Drought drenched
Northeast Georgia, western tip of Carolinas the exceptions in federal report. Southern Texas only area in worst category.
Associated Press
Friday, December 19, 2008
A soggy December has helped much of the South recover from a drought that dried up reservoirs and turned crops and lawns to straw for the last two years, but Georgia’s dry spell persists, according to a federal report released Thursday.
A year ago, thousands of square miles across the region were considered in “extreme” or “exceptional” drought, the government’s two worst categories.
But the latest U.S. Drought Monitor shows a wet December has helped dramatically, with none of the region currently in the worst category of drought.
Alabama, Florida, Mississippi, Louisiana and Arkansas are completely drought-free, although a pocket of severe to extreme drought persists in the western tip of the Carolinas and northeast Georgia, including Lake Lanier, a key component of metro Atlanta’s water supply.

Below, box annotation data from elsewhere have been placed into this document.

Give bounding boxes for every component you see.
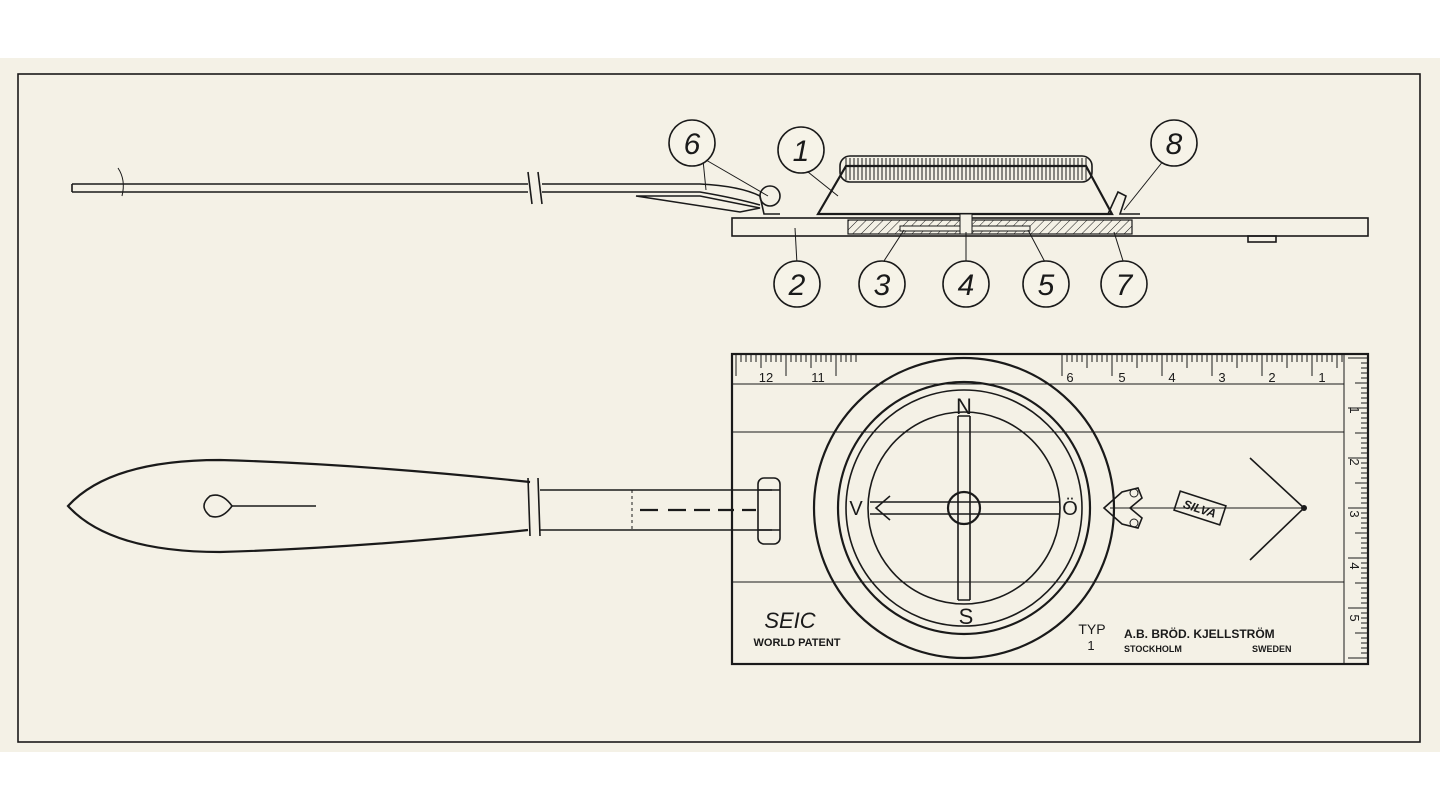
callout-5-label: 5	[1038, 269, 1055, 302]
callout-7: 7	[1100, 260, 1148, 308]
side-handle-rod	[71, 183, 528, 193]
type-number: 1	[1087, 638, 1094, 653]
side-view	[71, 155, 1369, 243]
ruler-top-label-4: 4	[1168, 370, 1175, 385]
callout-8: 8	[1150, 119, 1198, 167]
callout-leaders	[702, 159, 1165, 265]
compass-west: V	[849, 498, 863, 520]
country-text: SWEDEN	[1252, 644, 1292, 654]
ruler-top-label-2: 2	[1268, 370, 1275, 385]
drawing-paper	[0, 58, 1440, 752]
brand-logo-seic: SEIC	[764, 608, 815, 633]
callout-6: 6	[668, 119, 716, 167]
ruler-side-label-2: 2	[1347, 458, 1362, 465]
world-patent-text: WORLD PATENT	[754, 637, 841, 649]
top-hinge-bracket	[757, 477, 781, 545]
top-base-plate	[730, 352, 1370, 666]
drawing-border	[17, 73, 1421, 743]
ruler-side-label-1: 1	[1347, 406, 1362, 413]
callout-4: 4	[942, 260, 990, 308]
top-view: 12 11 6 5 4 3 2 1 1 2 3 4 5 SILVA	[66, 352, 1370, 666]
compass-pivot	[946, 490, 982, 526]
silva-logo-text: SILVA	[1181, 497, 1217, 521]
ruler-top-label-11: 11	[811, 370, 825, 385]
callout-3: 3	[858, 260, 906, 308]
ruler-side-label-5: 5	[1347, 614, 1362, 621]
top-handle-blade	[66, 458, 531, 554]
callout-1: 1	[777, 126, 825, 174]
ruler-side-label-3: 3	[1347, 510, 1362, 517]
callouts: 1 2 3 4 5 6 7 8	[668, 119, 1198, 308]
ruler-side-label-4: 4	[1347, 562, 1362, 569]
callout-3-label: 3	[874, 269, 891, 302]
ruler-top-label-5: 5	[1118, 370, 1125, 385]
ruler-side-ticks	[1348, 357, 1368, 659]
ruler-top-label-12: 12	[759, 370, 773, 385]
maker-text: A.B. BRÖD. KJELLSTRÖM	[1124, 626, 1275, 641]
callout-6-label: 6	[684, 128, 701, 161]
compass-north: N	[956, 394, 972, 419]
city-text: STOCKHOLM	[1124, 644, 1182, 654]
ruler-top-label-6: 6	[1066, 370, 1073, 385]
callout-2-label: 2	[788, 269, 806, 302]
sight-bracket	[1102, 487, 1143, 529]
type-label: TYP	[1078, 621, 1105, 637]
callout-8-label: 8	[1166, 128, 1183, 161]
callout-7-label: 7	[1116, 269, 1134, 302]
callout-4-label: 4	[958, 269, 975, 302]
ruler-top-ticks	[735, 354, 1343, 376]
callout-5: 5	[1022, 260, 1070, 308]
ruler-top-label-3: 3	[1218, 370, 1225, 385]
callout-1-label: 1	[793, 135, 810, 168]
compass-capsule	[812, 356, 1116, 660]
side-base-plate	[731, 217, 1369, 237]
ruler-top-label-1: 1	[1318, 370, 1325, 385]
side-hinge-roller	[759, 185, 781, 207]
side-milled-bezel	[839, 155, 1093, 183]
compass-south: S	[959, 604, 974, 629]
direction-arrow	[1249, 457, 1306, 561]
callout-2: 2	[773, 260, 821, 308]
orienting-arrow-west	[874, 495, 891, 521]
handle-lanyard-hole	[203, 494, 233, 518]
side-break-mark	[527, 171, 543, 205]
compass-east: Ö	[1062, 498, 1078, 520]
top-handle-shaft	[540, 489, 772, 531]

Eastern Tennessee, most of Kentucky and parts of Virginia and West Virginia remain in at least a moderate drought. Southern Texas is the only area in the nation still plagued by exceptional drought.
Forecasters say conditions began improving in the spring and through the fall as more regular rains helped add moisture to soil and dumped more water into rivers. October was dry, but more regular rainfall has spread across the area since then.
An expert at the University of Alabama in Huntsville said heavy December rains finally stopped the drought in Alabama, but it could take time for the region’s streams and lakes to fully recover.
“Even though we’ve had significant rainfall … I think what we lost in those two years of drought was a lot of the base flow that comes to springs and provides flow to creeks and streams,” said Richard McNider, a professor of atmospheric sciences. “It’s not clear yet whether we have had enough to restore those base flows.”
The end of the drought could have come sooner for Alabama sod farmer Pete Winford, who’s had one problem after another on his 250-acre sod farm.
Weeks without rain forced him to irrigate with water from the Coosa River, but Alabama Power Co. sued him last year, claiming he was hurting hydrodynamic power generation.
Then he said homeowners quit buying sod because of watering restrictions and the recession gutted new home construction. A spike in diesel fuel costs made things worse.
“You couldn’t have designed a better disaster for a sod farmer,” said Winford, of Harpersville, located about 30 miles southeast of Birmingham. “It was just one thing piled on top of another.”